Some Credit Investors Are Getting Ready for a Market Correction

  • Credit-index options volume more than twice past-year average
  • Surge in tail-risk hedging comes as debt ceiling, Fed loom

UBS' Tay Is Optimistic on Global Economic Uptrend

Trading in an obscure corner of the credit-derivatives market shows that some investors are preparing for a looming sell-off in corporate bonds.

About $10.3 billion worth of options on Markit’s CDX North American Investment Grade Index -- a basket of credit default swaps on 125 North American companies -- have been switching hands daily over the past week, according to data compiled by JPMorgan Chase & Co. About 80 percent of the volume is in put options, a bearish bet against the performance of corporate credit.

The figure is more than twice the $4.9 billion in average credit-index options traded over the past year, when bearish put options averaged 65 percent of total volume, the bank said.

"Recent CDX option-market price changes, as well as trading activity, indicate that more investors are hedging for a sell-off," JPMorgan credit analysts wrote in a note.

The options give the right to buy or sell credit risk at a certain level, and have surged in popularity as investors seek to lever up their trades in the face of ultra-low interest rates, or put on a relatively easy hedge to protect against a broad downturn in corporate debt.

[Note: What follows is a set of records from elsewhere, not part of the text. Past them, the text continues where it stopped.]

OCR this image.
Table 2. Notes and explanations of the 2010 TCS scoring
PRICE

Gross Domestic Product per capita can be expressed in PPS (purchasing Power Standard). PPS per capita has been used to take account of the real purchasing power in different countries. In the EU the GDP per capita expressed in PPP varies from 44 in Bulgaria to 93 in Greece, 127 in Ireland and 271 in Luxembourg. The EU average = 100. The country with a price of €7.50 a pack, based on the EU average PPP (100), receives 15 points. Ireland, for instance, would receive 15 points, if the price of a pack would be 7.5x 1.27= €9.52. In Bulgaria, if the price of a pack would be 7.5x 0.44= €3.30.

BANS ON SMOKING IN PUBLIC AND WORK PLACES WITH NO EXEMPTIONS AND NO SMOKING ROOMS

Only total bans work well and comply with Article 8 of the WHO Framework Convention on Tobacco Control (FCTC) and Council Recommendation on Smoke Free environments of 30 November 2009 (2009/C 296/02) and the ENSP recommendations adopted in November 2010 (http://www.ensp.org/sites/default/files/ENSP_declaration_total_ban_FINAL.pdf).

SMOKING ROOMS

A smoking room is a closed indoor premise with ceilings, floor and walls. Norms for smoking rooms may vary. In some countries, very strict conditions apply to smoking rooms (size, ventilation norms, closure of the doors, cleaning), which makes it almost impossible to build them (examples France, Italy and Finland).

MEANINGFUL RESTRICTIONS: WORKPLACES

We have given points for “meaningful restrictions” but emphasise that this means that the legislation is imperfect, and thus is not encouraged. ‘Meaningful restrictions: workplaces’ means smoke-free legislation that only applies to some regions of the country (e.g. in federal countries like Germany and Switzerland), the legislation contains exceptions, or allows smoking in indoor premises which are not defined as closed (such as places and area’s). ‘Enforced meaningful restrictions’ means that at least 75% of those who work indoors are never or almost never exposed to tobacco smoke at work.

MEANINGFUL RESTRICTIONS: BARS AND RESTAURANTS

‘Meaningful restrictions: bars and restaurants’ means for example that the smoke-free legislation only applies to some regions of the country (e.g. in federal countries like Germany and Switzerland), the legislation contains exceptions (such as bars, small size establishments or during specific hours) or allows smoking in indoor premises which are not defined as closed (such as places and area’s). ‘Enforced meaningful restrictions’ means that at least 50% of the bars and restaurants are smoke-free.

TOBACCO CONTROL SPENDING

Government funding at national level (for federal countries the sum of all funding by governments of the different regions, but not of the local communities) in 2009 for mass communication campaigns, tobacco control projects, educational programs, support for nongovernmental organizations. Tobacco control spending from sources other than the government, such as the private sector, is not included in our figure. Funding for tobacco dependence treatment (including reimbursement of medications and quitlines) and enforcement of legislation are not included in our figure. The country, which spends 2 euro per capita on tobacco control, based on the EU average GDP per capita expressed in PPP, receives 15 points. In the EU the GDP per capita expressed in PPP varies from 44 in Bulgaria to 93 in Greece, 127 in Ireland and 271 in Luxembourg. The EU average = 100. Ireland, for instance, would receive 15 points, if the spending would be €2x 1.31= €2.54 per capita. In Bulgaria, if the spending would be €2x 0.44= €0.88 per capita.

With several potential flash points emerging before of the end of the year, including another deadline on the U.S. debt ceiling as well as a Federal Reserve interest-rate rise and balance-sheet reduction, investors may be positioning for a “correction,” said Anindya Basu, a strategist at Citigroup Inc. in New York.

“Anecdotally what we’ve seen is that interest in some of the tail-risk hedges has been growing over the last few weeks,” he said. “Some are concerned about the debt ceiling and how that’s going to run. Volatility being as cheap as it is, people are preparing to have hedges further out on the curve so that if there is some spike in volatility they’ll get protected.”

Such hedging activity comes as the CDX Investment Grade index trades at 57.7 basis points, not far from the post-financial crisis low around 55 reached in 2014 and mirroring broad strength in the market for corporate debt. A similar index for junk-rated credits is at 322 basis points, compared with the low around 292 reached about three years ago.

The JPMorgan analysts added that options-implied volatility for the CDX Investment Grade index has jumped even as the gauge itself drifts towards a multi-year low. “This means that out-of-the-money put options have become relatively more expensive than at-the-money options -- a sign that tail-risk hedging has increased,” they said.